I saw this recipe in the October 2011 issue of Better Homes and Gardens Magazine and then adapted it a bit (I changed the cheese to cheddar and macaroni to bow ties, changed the heavy cream to whole milk and added a bit more sage). It was an amazing dish! The pumpkin isn’t overpowering, it melts right in and neither is it heavy on the cheese. Lets say that it cured my cravings and the guys loved it. And it pulled together quickly which is always a bonus….
Pumpkin and Sage Mac and Cheese
- 8 ounces small pasta shapes (used bow ties)
- 2 Tbsp butter
- 2 Tbsp all-purpose flour
- ½ tsp ground black pepper
- ¼ tsp Kosher salt, or to taste
- 2 cups whole milk
- 4 ounces cheddar cheese , shredded or diced
- 15 ounce can pumpkin (Canned Pumpkin)
- 1 tsp rubbed sage or 1 Tbsp fresh, diced
- ½ cup soft bread crumbs (1 heel of DKB Blues Bread)
- ½ cup Parmesan cheese (jarred is fine)
- 1/3 cup finely diced walnuts
- 1 Tbsp extra virgin olive oil
Preheat the oven to 350°.
Bring a pot of water to a boil, cook the pasta for time on package, drain.
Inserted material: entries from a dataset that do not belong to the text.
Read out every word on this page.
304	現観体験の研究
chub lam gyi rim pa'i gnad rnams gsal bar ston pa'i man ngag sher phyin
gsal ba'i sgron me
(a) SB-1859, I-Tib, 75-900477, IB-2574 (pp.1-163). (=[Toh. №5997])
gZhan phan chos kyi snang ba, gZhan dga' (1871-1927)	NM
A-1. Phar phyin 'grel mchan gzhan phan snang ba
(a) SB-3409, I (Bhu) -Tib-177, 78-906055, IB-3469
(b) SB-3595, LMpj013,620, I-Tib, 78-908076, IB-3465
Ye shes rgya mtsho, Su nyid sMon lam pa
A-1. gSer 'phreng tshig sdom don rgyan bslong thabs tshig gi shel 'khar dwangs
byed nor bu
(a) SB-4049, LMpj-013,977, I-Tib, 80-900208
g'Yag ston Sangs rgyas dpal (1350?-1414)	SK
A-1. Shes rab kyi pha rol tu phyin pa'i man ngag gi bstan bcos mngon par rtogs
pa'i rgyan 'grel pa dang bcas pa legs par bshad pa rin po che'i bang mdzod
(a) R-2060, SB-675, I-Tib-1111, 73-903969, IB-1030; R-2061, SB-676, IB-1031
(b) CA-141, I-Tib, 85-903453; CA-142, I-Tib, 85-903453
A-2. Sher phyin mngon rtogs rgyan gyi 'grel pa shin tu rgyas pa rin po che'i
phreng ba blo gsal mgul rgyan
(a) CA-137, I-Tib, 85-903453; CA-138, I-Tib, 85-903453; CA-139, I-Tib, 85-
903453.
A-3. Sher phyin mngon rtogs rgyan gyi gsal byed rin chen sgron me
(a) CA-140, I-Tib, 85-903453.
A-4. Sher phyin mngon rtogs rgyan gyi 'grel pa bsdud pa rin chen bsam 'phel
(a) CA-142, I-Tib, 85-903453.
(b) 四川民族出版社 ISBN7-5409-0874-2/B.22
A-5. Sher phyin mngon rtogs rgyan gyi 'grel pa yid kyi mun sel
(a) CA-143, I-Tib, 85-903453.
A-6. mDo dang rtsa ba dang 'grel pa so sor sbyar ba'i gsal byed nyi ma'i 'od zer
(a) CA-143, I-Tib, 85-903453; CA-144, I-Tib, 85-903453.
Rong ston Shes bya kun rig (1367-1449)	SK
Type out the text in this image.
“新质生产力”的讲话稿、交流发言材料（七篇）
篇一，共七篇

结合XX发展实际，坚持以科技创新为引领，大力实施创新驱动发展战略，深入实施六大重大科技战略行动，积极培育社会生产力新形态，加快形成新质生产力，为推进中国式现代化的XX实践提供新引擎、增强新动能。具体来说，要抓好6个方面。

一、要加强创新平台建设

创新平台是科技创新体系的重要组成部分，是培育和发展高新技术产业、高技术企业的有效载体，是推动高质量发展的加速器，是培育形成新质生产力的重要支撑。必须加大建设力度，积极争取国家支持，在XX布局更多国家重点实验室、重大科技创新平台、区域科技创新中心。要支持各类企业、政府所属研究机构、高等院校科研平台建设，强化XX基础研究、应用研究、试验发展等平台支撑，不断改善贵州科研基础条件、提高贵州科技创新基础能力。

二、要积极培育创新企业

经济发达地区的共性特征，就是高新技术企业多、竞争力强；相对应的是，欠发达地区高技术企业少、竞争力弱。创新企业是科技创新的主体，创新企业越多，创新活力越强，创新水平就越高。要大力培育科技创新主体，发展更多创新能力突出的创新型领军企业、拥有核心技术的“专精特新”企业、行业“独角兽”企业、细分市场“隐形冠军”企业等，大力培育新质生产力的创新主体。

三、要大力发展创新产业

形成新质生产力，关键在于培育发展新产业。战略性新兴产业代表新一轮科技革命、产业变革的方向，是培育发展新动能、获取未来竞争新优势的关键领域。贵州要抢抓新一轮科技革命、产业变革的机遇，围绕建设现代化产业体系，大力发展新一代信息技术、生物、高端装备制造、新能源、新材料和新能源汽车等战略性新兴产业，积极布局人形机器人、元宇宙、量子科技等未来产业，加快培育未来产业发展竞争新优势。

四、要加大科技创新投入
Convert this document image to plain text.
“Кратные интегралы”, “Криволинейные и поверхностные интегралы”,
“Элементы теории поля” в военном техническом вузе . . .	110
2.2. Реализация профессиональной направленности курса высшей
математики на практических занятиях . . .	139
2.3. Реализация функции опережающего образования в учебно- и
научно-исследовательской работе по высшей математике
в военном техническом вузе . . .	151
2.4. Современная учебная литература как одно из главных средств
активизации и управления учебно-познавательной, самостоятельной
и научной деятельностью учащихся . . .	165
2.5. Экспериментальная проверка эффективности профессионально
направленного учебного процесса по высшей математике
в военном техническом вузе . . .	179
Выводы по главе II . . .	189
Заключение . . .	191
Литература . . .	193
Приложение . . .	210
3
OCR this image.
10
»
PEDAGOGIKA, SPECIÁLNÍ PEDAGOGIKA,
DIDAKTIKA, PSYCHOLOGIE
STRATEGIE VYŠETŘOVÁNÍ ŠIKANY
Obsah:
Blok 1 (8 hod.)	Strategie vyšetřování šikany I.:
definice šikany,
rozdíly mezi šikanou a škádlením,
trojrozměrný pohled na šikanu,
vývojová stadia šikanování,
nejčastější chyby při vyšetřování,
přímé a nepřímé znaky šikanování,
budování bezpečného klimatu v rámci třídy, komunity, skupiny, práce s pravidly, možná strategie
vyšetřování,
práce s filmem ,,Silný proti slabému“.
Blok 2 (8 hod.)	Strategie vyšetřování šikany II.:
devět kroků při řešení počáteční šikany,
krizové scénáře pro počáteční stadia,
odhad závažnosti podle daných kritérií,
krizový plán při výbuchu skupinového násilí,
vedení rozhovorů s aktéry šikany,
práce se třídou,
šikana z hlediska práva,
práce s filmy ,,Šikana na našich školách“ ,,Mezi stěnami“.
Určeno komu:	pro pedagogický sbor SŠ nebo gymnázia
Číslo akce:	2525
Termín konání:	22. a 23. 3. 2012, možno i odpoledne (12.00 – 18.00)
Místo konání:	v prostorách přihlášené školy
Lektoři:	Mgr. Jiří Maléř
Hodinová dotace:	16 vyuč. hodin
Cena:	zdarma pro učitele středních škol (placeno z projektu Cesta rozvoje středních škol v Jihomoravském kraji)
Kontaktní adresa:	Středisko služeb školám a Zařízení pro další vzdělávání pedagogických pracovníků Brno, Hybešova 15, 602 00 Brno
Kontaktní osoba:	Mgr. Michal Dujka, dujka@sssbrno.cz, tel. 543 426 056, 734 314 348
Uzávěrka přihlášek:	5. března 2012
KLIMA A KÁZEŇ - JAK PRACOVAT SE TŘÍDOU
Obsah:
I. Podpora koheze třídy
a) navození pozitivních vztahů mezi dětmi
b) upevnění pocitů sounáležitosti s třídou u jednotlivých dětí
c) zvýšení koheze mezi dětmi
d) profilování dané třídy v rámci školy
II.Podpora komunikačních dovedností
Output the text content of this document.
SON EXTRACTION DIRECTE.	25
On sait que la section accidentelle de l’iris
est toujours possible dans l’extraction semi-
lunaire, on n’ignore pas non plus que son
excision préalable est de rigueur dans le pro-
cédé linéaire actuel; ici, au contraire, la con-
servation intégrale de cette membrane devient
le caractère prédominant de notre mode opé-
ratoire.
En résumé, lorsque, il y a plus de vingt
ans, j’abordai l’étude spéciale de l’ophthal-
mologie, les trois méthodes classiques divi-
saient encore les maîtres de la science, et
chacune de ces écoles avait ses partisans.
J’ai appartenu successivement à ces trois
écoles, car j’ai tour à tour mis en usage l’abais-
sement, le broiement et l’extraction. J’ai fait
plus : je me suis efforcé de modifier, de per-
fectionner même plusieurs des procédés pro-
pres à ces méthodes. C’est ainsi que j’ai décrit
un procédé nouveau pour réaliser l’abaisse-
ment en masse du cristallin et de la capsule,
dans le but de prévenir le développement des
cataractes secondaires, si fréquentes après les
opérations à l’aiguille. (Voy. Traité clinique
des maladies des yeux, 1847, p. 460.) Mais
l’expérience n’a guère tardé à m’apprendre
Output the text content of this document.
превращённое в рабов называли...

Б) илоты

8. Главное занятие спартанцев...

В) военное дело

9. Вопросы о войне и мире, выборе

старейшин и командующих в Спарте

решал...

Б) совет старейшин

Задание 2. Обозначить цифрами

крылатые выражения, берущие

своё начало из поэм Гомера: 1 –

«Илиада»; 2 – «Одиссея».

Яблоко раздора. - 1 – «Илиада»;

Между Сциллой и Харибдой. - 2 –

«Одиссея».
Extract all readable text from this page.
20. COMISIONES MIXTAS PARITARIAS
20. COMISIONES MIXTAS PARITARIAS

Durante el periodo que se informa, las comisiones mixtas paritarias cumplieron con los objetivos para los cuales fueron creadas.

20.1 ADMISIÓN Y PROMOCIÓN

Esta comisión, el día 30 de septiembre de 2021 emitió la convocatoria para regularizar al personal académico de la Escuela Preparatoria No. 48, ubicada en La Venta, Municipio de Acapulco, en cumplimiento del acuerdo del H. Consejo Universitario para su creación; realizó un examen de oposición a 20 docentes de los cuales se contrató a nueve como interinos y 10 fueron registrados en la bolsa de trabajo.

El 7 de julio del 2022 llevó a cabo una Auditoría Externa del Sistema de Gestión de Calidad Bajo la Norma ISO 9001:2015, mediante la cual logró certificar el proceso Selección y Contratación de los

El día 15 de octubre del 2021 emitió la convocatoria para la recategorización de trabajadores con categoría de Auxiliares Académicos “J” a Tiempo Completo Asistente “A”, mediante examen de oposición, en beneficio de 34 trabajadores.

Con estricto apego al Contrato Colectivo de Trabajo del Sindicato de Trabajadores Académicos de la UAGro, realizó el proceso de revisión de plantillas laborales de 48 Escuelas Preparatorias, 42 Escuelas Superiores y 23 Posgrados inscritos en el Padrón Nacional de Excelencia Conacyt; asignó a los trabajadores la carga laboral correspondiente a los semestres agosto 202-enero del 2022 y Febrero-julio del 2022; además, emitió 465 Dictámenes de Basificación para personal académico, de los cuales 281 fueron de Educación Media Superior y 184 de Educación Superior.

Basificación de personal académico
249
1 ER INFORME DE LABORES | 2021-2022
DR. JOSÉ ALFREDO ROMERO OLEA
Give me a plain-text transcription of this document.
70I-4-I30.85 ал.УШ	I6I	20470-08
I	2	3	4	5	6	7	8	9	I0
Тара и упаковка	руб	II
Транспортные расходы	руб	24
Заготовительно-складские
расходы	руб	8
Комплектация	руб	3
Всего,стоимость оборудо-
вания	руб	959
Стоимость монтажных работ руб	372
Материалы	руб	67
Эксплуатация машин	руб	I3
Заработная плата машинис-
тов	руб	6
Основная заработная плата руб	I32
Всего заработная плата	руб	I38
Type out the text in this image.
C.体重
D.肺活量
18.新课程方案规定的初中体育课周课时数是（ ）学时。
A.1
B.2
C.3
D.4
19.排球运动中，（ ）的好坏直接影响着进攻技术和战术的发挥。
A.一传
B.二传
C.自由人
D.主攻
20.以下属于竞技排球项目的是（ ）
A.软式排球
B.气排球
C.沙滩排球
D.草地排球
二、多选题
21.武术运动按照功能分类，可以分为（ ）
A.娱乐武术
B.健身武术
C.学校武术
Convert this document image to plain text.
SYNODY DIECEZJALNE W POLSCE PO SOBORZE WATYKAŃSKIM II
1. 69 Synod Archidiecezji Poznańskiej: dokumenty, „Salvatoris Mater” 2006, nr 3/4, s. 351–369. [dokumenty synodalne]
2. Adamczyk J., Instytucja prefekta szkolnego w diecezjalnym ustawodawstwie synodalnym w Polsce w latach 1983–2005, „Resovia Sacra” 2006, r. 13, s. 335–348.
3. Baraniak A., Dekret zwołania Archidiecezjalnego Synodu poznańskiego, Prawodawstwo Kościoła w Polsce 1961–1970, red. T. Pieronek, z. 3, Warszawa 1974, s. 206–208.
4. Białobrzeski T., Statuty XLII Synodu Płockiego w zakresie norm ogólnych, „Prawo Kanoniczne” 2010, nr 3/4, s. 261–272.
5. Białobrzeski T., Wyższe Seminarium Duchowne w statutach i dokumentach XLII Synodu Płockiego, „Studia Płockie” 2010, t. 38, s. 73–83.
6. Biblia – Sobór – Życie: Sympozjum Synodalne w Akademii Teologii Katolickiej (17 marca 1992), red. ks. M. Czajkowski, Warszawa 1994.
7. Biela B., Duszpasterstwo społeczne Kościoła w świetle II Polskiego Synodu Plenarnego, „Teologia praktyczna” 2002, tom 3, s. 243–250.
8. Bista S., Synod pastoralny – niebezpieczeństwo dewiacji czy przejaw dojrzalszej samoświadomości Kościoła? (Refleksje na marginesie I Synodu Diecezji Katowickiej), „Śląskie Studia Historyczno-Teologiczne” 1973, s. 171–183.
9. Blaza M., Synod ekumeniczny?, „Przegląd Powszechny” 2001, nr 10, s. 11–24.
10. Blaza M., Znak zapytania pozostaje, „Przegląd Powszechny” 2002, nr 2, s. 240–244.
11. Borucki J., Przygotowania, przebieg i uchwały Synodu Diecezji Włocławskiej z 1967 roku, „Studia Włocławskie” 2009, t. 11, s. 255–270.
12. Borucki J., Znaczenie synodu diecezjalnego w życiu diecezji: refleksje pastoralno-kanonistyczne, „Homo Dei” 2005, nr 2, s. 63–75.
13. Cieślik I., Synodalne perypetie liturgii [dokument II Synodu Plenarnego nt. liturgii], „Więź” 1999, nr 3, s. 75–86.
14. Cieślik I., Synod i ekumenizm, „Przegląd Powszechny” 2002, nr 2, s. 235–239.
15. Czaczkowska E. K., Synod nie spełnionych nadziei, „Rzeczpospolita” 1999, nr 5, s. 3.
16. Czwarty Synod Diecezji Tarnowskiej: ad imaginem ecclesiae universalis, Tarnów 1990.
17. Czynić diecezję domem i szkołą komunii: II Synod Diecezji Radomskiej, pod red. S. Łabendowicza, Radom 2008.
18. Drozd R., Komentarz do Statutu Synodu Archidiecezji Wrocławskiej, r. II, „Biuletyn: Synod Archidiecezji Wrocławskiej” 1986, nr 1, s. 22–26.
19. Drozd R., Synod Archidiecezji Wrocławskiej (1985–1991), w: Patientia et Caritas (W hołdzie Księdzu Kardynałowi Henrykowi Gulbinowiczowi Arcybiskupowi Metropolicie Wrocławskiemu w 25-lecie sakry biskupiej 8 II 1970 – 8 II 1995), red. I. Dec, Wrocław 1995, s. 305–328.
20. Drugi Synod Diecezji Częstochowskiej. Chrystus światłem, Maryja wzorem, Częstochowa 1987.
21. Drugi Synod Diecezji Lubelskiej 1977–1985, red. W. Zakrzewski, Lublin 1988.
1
Meanwhile in a heavy medium saucepan over medium melt the butter, add in the flour and S&P and whisk to combine. Let cook for a couple of minutes and then add in the milk, whisking while pouring in. Stir in the sage and let cook, whisking often, until the sauce thickens slightly and starts bubbling. Add in the cheese, then the pumpkin, stir until smooth.
Add the hot pasta to the sauce and stir well, pour into an 8×8″ glass baking dish.
To prepare the topping -
To make the soft breadcrumbs, run the bread through a mini food chopper. Add it to a medium mixing bowl with the Parmesan cheese and the walnuts (use a food chopper as well to dice small). Stir in the oil.
Sprinkle evenly over the pasta and bake for 30 minutes.